В этом месте три автора сценария дружно заёрзали на стульях. Мужчины, наверное, ожидали, что сейчас должна начать бегать по рельсам маленькая весёлая девочка, а тут взрослая девушка в модных белых брючках. Но то, что произошло дальше, сценаристов потрясло ещё сильнее. Зайчик и Наташа на общем плане встретились, взялись за руки, и когда камера сняла главных героев крупным планом, два профиля друг напротив друга, то Нонна неожиданно запела.
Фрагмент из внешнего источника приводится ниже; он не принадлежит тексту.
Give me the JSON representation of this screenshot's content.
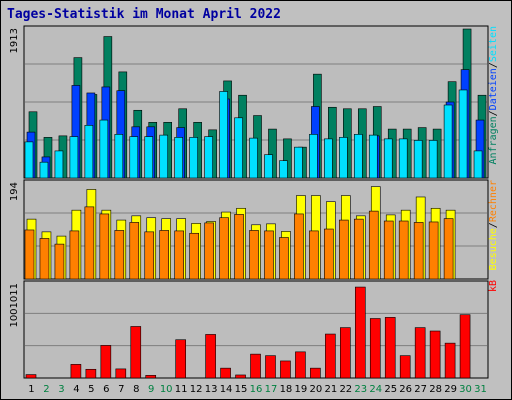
{
  "title": "Tages-Statistik im Monat April 2022",
  "colors": {
    "background": "#c0c0c0",
    "panel": "#bdbdbd",
    "grid": "#7f7f7f",
    "anfragen": "#008060",
    "dateien": "#0040ff",
    "seiten": "#00e0ff",
    "besuche": "#ffff00",
    "rechner": "#ff8000",
    "kb": "#ff0000",
    "weekday_label": "#000000",
    "weekend_label": "#008040"
  },
  "chart_data": [
    {
      "type": "bar",
      "panel": "top",
      "categories": [
        "1",
        "2",
        "3",
        "4",
        "5",
        "6",
        "7",
        "8",
        "9",
        "10",
        "11",
        "12",
        "13",
        "14",
        "15",
        "16",
        "17",
        "18",
        "19",
        "20",
        "21",
        "22",
        "23",
        "24",
        "25",
        "26",
        "27",
        "28",
        "29",
        "30",
        "31"
      ],
      "y_tick_label": "1913",
      "y_tick_value": 1913,
      "ylim": [
        0,
        2020
      ],
      "series": [
        {
          "name": "Anfragen",
          "color": "#008060",
          "values": [
            880,
            540,
            560,
            1600,
            1110,
            1880,
            1410,
            900,
            740,
            740,
            920,
            740,
            640,
            1290,
            1100,
            830,
            650,
            520,
            410,
            1380,
            940,
            920,
            920,
            950,
            650,
            650,
            670,
            650,
            1280,
            1980,
            1100
          ]
        },
        {
          "name": "Dateien",
          "color": "#0040ff",
          "values": [
            610,
            280,
            0,
            1230,
            1130,
            1210,
            1160,
            680,
            680,
            0,
            670,
            0,
            0,
            1050,
            0,
            0,
            0,
            0,
            0,
            950,
            0,
            0,
            0,
            560,
            0,
            0,
            0,
            0,
            1010,
            1440,
            770
          ]
        },
        {
          "name": "Seiten",
          "color": "#00e0ff",
          "values": [
            480,
            210,
            360,
            550,
            700,
            770,
            580,
            550,
            550,
            570,
            540,
            540,
            550,
            1150,
            800,
            530,
            310,
            230,
            410,
            580,
            520,
            540,
            580,
            570,
            520,
            520,
            500,
            500,
            970,
            1170,
            360
          ]
        }
      ]
    },
    {
      "type": "bar",
      "panel": "middle",
      "categories": [
        "1",
        "2",
        "3",
        "4",
        "5",
        "6",
        "7",
        "8",
        "9",
        "10",
        "11",
        "12",
        "13",
        "14",
        "15",
        "16",
        "17",
        "18",
        "19",
        "20",
        "21",
        "22",
        "23",
        "24",
        "25",
        "26",
        "27",
        "28",
        "29",
        "30",
        "31"
      ],
      "y_tick_label": "194",
      "y_tick_value": 194,
      "ylim": [
        0,
        210
      ],
      "series": [
        {
          "name": "Besuche",
          "color": "#ffff00",
          "values": [
            127,
            100,
            91,
            146,
            190,
            146,
            125,
            134,
            130,
            128,
            128,
            118,
            122,
            142,
            150,
            115,
            117,
            101,
            177,
            177,
            164,
            177,
            134,
            196,
            136,
            146,
            174,
            150,
            146,
            0,
            0
          ]
        },
        {
          "name": "Rechner",
          "color": "#ff8000",
          "values": [
            104,
            86,
            74,
            102,
            153,
            138,
            103,
            120,
            100,
            103,
            102,
            97,
            119,
            130,
            137,
            103,
            102,
            88,
            138,
            102,
            106,
            125,
            127,
            144,
            123,
            123,
            120,
            121,
            128,
            0,
            0
          ]
        }
      ]
    },
    {
      "type": "bar",
      "panel": "bottom",
      "categories": [
        "1",
        "2",
        "3",
        "4",
        "5",
        "6",
        "7",
        "8",
        "9",
        "10",
        "11",
        "12",
        "13",
        "14",
        "15",
        "16",
        "17",
        "18",
        "19",
        "20",
        "21",
        "22",
        "23",
        "24",
        "25",
        "26",
        "27",
        "28",
        "29",
        "30",
        "31"
      ],
      "y_tick_label": "1001011",
      "y_tick_value": 1001011,
      "ylim": [
        0,
        1280000
      ],
      "series": [
        {
          "name": "kB",
          "color": "#ff0000",
          "values": [
            45000,
            0,
            0,
            180000,
            115000,
            430000,
            120000,
            680000,
            35000,
            0,
            505000,
            0,
            575000,
            130000,
            40000,
            315000,
            295000,
            225000,
            345000,
            130000,
            580000,
            665000,
            1200000,
            785000,
            800000,
            295000,
            665000,
            620000,
            460000,
            835000,
            0
          ]
        }
      ]
    }
  ],
  "x_labels": [
    {
      "text": "1",
      "weekend": false
    },
    {
      "text": "2",
      "weekend": true
    },
    {
      "text": "3",
      "weekend": true
    },
    {
      "text": "4",
      "weekend": false
    },
    {
      "text": "5",
      "weekend": false
    },
    {
      "text": "6",
      "weekend": false
    },
    {
      "text": "7",
      "weekend": false
    },
    {
      "text": "8",
      "weekend": false
    },
    {
      "text": "9",
      "weekend": true
    },
    {
      "text": "10",
      "weekend": true
    },
    {
      "text": "11",
      "weekend": false
    },
    {
      "text": "12",
      "weekend": false
    },
    {
      "text": "13",
      "weekend": false
    },
    {
      "text": "14",
      "weekend": false
    },
    {
      "text": "15",
      "weekend": false
    },
    {
      "text": "16",
      "weekend": true
    },
    {
      "text": "17",
      "weekend": true
    },
    {
      "text": "18",
      "weekend": false
    },
    {
      "text": "19",
      "weekend": false
    },
    {
      "text": "20",
      "weekend": false
    },
    {
      "text": "21",
      "weekend": false
    },
    {
      "text": "22",
      "weekend": false
    },
    {
      "text": "23",
      "weekend": true
    },
    {
      "text": "24",
      "weekend": true
    },
    {
      "text": "25",
      "weekend": false
    },
    {
      "text": "26",
      "weekend": false
    },
    {
      "text": "27",
      "weekend": false
    },
    {
      "text": "28",
      "weekend": false
    },
    {
      "text": "29",
      "weekend": false
    },
    {
      "text": "30",
      "weekend": true
    },
    {
      "text": "31",
      "weekend": true
    }
  ],
  "legend_top": [
    {
      "text": "Anfragen",
      "color": "#008060"
    },
    {
      "text": "/",
      "color": "#000000"
    },
    {
      "text": "Dateien",
      "color": "#0040ff"
    },
    {
      "text": "/",
      "color": "#000000"
    },
    {
      "text": "Seiten",
      "color": "#00e0ff"
    }
  ],
  "legend_middle": [
    {
      "text": "Besuche",
      "color": "#ffff00"
    },
    {
      "text": "/",
      "color": "#000000"
    },
    {
      "text": "Rechner",
      "color": "#ff8000"
    }
  ],
  "legend_bottom": [
    {
      "text": "kB",
      "color": "#ff0000"
    }
  ]
}
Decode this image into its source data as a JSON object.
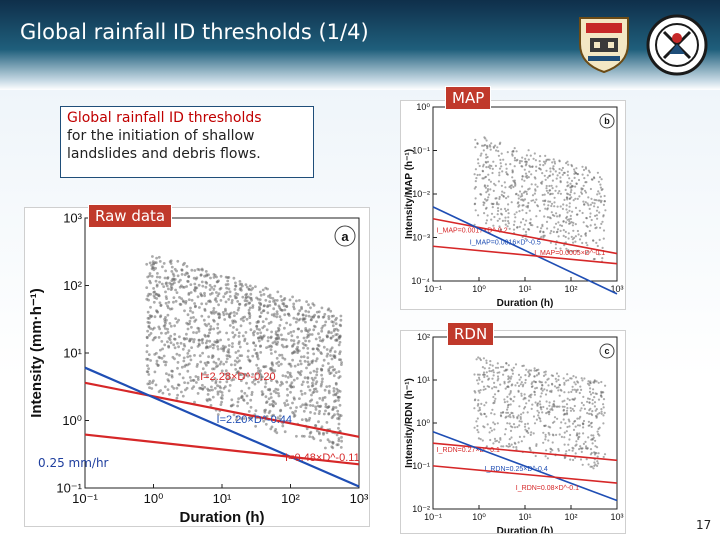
{
  "slide": {
    "title": "Global rainfall ID thresholds (1/4)",
    "caption_line1": "Global rainfall ID thresholds",
    "caption_line2": "for the initiation of shallow landslides and debris flows.",
    "tag_raw": "Raw data",
    "tag_map": "MAP",
    "tag_rdn": "RDN",
    "note_rate": "0.25 mm/hr",
    "page_number": "17"
  },
  "colors": {
    "threshold_red": "#d62728",
    "threshold_blue": "#1f4eb4",
    "tag_red": "#c0392b",
    "points": "#555555"
  },
  "chart_data": [
    {
      "type": "scatter",
      "panel_label": "a",
      "xlabel": "Duration (h)",
      "ylabel": "Intensity (mm·h⁻¹)",
      "x_scale": "log",
      "y_scale": "log",
      "xlim": [
        0.1,
        1000
      ],
      "ylim": [
        0.1,
        1000
      ],
      "x_ticks": [
        "10⁻¹",
        "10⁰",
        "10¹",
        "10²",
        "10³"
      ],
      "y_ticks": [
        "10⁻¹",
        "10⁰",
        "10¹",
        "10²",
        "10³"
      ],
      "series": [
        {
          "label": "I=2.28×D^-0.20",
          "coef": 2.28,
          "exp": -0.2,
          "color": "#d62728"
        },
        {
          "label": "I=2.20×D^-0.44",
          "coef": 2.2,
          "exp": -0.44,
          "color": "#1f4eb4"
        },
        {
          "label": "I=0.48×D^-0.11",
          "coef": 0.48,
          "exp": -0.11,
          "color": "#d62728"
        }
      ]
    },
    {
      "type": "scatter",
      "panel_label": "b",
      "xlabel": "Duration (h)",
      "ylabel": "Intensity/MAP (h⁻¹)",
      "x_scale": "log",
      "y_scale": "log",
      "xlim": [
        0.1,
        1000
      ],
      "ylim": [
        0.0001,
        1
      ],
      "x_ticks": [
        "10⁻¹",
        "10⁰",
        "10¹",
        "10²",
        "10³"
      ],
      "y_ticks": [
        "10⁻⁴",
        "10⁻³",
        "10⁻²",
        "10⁻¹",
        "10⁰"
      ],
      "series": [
        {
          "label": "I_MAP=0.0017×D^-0.2",
          "coef": 0.0017,
          "exp": -0.2,
          "color": "#d62728"
        },
        {
          "label": "I_MAP=0.0016×D^-0.5",
          "coef": 0.0016,
          "exp": -0.5,
          "color": "#1f4eb4"
        },
        {
          "label": "I_MAP=0.0005×D^-0.1",
          "coef": 0.0005,
          "exp": -0.1,
          "color": "#d62728"
        }
      ]
    },
    {
      "type": "scatter",
      "panel_label": "c",
      "xlabel": "Duration (h)",
      "ylabel": "Intensity/RDN (h⁻¹)",
      "x_scale": "log",
      "y_scale": "log",
      "xlim": [
        0.1,
        1000
      ],
      "ylim": [
        0.01,
        100
      ],
      "x_ticks": [
        "10⁻¹",
        "10⁰",
        "10¹",
        "10²",
        "10³"
      ],
      "y_ticks": [
        "10⁻²",
        "10⁻¹",
        "10⁰",
        "10¹",
        "10²"
      ],
      "series": [
        {
          "label": "I_RDN=0.27×D^-0.1",
          "coef": 0.27,
          "exp": -0.1,
          "color": "#d62728"
        },
        {
          "label": "I_RDN=0.25×D^-0.4",
          "coef": 0.25,
          "exp": -0.4,
          "color": "#1f4eb4"
        },
        {
          "label": "I_RDN=0.08×D^-0.1",
          "coef": 0.08,
          "exp": -0.1,
          "color": "#d62728"
        }
      ]
    }
  ]
}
И сценаристы разом вздрогнули.
Дальнейшая съёмка велась не в рапиде, а со стандартной скоростью в 24 кадра, и на этих кадрах уже присутствовал звук, записанный с площадки, на которой в реальности надрывался магнитофон. А Нонна, стараясь попасть в свою же фонограмму, скорее открывала рот, чем пела:
В самый жаркий день,
В самый сильный дождь,
В самый белый снег,
Рядом идешь.
На этих словах камера, установленная на кинокране, медленно отъехала вверх. И на открывшейся панораме не было ни девочки, ни рельсов, ни несущегося безжалостного поезда. Вместо сбежавшей электрички, на алле танцевали твист все главные актёры кинокомедии, а так же актёры второго плана из массовки, а вокруг прыгали дети из танцевального кружка. На детей, кстати, орала их руководительница, которая осталась за кадром. Она требовала, чтобы её подопечные улыбались и прыгали, словно танцуют в последний раз. «Симонова, ты куда смотришь? Кто за тебя будет улыбаться? Петров, кто так танцует? Я тебе уши оборву! Семёнова, кто так прыгает?» — все эти ободряющие слова долетали до нас сквозь фонограмму.
Ты со мной дели
Каждый день земли,
Потому что я —
Песенка твоя.
Ла-ла-ла…
— Ну, с меня хватит! — рявкнул один из сценаристов. — Остановите это безобразие!
— Где девочка⁈ — заголосил второй автор сценария, когда монтажёр Костик остановил плёнку. — Где локомотив? Что за ерунду вы наснимали?